Advanced Micro Devices (AMD) stock has climbed more than 2.5% in recent trading, buoyed by a series of bullish analyst upgrades. UBS raised its price target to $670, Barclays to $665, Mizuho to $615, and Bernstein to $600. The common theme is a growing conviction that central processing units (CPUs) will play a central role in agentic AI workloads, driving demand beyond the current GPU frenzy.
Barclays analyst Tom O’Malley argued that “CPU-to-GPU ratios are narrowing as CPU demand reaches new levels in the rapidly expanding world of agentic AI,” and sees the standalone server CPU market approaching $200 billion by 2030. UBS went further, forecasting AMD’s server CPU revenue could hit $50 billion by 2030, up from a prior estimate of $41 billion.

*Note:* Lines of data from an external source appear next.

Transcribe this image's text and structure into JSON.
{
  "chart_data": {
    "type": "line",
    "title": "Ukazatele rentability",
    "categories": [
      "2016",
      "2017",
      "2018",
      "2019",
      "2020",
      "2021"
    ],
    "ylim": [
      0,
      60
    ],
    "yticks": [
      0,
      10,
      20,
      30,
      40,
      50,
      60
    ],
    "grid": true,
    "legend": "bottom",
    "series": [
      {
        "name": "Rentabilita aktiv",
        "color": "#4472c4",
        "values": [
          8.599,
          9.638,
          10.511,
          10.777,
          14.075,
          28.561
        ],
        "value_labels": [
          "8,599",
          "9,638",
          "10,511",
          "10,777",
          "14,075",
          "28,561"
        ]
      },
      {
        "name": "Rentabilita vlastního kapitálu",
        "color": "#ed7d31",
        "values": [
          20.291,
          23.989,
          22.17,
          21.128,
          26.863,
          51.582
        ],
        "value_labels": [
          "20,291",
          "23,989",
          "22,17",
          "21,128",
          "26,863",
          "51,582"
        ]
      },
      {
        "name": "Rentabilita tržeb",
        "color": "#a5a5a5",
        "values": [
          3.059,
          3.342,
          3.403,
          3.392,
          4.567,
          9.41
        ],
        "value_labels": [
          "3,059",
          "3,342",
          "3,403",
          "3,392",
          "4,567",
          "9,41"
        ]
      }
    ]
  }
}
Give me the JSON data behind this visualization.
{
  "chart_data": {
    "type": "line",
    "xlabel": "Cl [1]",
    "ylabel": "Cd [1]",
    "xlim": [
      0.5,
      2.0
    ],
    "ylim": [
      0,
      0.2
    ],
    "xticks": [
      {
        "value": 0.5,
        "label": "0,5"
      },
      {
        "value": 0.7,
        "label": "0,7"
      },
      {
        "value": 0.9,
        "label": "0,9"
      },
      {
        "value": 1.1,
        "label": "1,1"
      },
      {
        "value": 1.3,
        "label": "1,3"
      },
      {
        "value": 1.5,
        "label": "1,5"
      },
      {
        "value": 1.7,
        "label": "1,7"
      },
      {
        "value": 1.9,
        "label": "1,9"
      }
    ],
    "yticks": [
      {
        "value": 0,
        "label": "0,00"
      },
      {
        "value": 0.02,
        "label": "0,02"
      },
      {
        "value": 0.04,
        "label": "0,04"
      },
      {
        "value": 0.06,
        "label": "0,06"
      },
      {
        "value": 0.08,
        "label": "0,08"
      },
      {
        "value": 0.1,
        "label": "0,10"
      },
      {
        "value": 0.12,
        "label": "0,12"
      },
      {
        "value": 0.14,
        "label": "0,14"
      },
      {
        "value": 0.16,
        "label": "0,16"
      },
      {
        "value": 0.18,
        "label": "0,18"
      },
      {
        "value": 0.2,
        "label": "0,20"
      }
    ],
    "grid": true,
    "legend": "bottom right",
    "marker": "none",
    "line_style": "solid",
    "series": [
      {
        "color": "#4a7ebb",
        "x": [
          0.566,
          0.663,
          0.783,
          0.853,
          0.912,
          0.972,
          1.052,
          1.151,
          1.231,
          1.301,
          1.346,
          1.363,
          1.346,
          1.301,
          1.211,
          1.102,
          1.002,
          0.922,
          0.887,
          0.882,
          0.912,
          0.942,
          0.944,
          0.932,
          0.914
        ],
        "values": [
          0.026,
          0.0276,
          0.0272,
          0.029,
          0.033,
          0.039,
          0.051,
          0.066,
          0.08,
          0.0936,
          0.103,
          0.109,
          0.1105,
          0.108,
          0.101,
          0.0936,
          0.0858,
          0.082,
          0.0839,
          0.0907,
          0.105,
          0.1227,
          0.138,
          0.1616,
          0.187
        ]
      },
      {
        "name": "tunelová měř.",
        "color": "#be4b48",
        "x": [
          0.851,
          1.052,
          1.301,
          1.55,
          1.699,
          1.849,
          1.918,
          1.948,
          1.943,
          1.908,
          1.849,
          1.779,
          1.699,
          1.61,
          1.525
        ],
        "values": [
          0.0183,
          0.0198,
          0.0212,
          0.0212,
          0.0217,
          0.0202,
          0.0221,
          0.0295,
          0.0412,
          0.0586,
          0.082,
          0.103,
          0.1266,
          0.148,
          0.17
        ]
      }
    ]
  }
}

Adding to the optimism, research firm Gartner named AMD “the company to beat” in enterprise AI server CPUs. The chipmaker’s Q1 results impressed, with revenue of $10.25 billion beating estimates and growing 37.8% year-over-year. Despite a forward P/E of 71x, well above Nvidia’s 23x, analysts see room for growth as AMD’s data center segment now accounts for 56% of revenue. The upcoming MI450 chip, built on TSMC’s 2nm process, is expected to challenge Nvidia’s Vera Rubin platform and could cement AMD’s position in the AI hardware race.